In the field of home groups, the Yonngi Cho experience in Korea may have
caused problems here for the American church. Cho's formula involves doubling
and planting small groups every six months. This model is so aggressive it
could begin with one six-person small group, and win every adult on earth in
13 years! We think that's a bit impatient, and it should also be clear that
something isn't working in the model. We fear the peril of planting such
rapidly reproducing groups is unavoidable shallowness in practice. "Ministry"

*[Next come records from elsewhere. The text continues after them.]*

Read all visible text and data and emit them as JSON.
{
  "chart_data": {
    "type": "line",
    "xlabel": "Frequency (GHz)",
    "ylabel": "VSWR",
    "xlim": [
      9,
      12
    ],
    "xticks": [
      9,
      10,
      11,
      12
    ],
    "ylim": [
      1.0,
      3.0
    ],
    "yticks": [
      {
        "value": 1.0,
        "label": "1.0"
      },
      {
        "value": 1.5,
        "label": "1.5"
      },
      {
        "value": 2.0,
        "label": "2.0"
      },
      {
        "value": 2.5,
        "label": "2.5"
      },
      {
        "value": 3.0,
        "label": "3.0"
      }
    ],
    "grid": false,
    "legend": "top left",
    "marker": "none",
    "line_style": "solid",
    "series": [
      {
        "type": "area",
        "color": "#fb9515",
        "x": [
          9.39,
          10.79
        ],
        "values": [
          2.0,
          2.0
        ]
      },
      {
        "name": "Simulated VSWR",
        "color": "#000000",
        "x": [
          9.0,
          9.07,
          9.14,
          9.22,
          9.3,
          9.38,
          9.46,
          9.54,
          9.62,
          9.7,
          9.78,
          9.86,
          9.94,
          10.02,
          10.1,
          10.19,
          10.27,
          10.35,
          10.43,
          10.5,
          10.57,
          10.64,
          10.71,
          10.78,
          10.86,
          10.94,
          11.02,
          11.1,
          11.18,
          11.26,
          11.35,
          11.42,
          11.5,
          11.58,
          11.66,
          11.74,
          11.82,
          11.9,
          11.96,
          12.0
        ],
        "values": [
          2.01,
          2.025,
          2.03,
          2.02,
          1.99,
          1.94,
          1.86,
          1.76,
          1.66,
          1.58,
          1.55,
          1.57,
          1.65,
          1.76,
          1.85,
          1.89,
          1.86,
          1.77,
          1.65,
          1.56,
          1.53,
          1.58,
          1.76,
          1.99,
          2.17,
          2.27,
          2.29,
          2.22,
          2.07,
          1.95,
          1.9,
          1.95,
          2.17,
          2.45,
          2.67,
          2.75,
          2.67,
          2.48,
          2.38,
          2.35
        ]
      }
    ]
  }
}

becomes oversimplified to mean nothing more than praying God will "fix" or
heal those with complicated problems. Our reading of the Bible suggests to the
contrary, people have to grow out of their problems through a gradual process
including struggle, learning, slow growth—and prayer, too. In extreme cases,
members of groups with oversimplified ministry models may even pretend to be
changed and keep their hurts or sins secret in the future.
Our own ministry has suffered in the past as a result of impatience.
Overheating the growth of the church can have catastrophic results as groups
are duplicated in numbers, but steadily decline in depth, quality and
maturity. Eventually people begin to lose confidence in the whole project
because they sense their lives are as messed up as ever and that their
relationships are shallow and transitory. An overheated impatient church
planting ministry may eventually become unstable, like a house of cards in
danger of complete collapse. In the ensuing chaos, the leadership of the
church may turn away from house-church planting completely, the membership may
become very demoralized, or a division of the church could result.
One thing that always suffers in an impatient atmosphere is personal
discipleship. Experience suggests most new Christians need to undergo a
process of discipleship lasting some years before they can be expected to lead
a group or disciple others. But impatient leaders can't stand the long haul
implied in a discipleship approach.
Learning also suffers in impatient churches. Justified theologically, the
ignorance of members is excused and even glorified over against "bookworms"
and "ivory-tower" theologians who are "do-nothings." Unfortunately, under this
super-spiritual approach, New Testament admonitions to "study to show yourself
a workman approved by God, having no need to be ashamed, and handling
accurately the word of truth" become nonsensical. Neither are we able to
"preach the word," as Paul urges Timothy (2 Tim. 2:15; 4:2). Impatient
churches usually shortcut to formulaic teaching that holds no one's interest
and cannot offer the answers we need to cope with the falsehood of the world
system. The result of an ignorance-based, church-planting approach is a steady
reduction of quality in churches planted. Such weak and confused churches tend
to collapse over time.
- Inward Focus - We have talked with quite a few
churches who started a home group ministry, only to see the groups turn inward
and lose evangelistic effectiveness. Such groups are mainly interested in
blessing each other and have lost the excitement of evangelism. This pathology
is desperate because it is extremely hard to turn around. If anything, we
believe that groups who turn inward are in even worse shape than impatient or
superficial groups.
- We detail elsewhere
11 other reasons
why such church planting movements have not sprung up in America. But church
planting movements do spring up in other cultures! This is not a pipe dream or
a historical curiosity from the first century.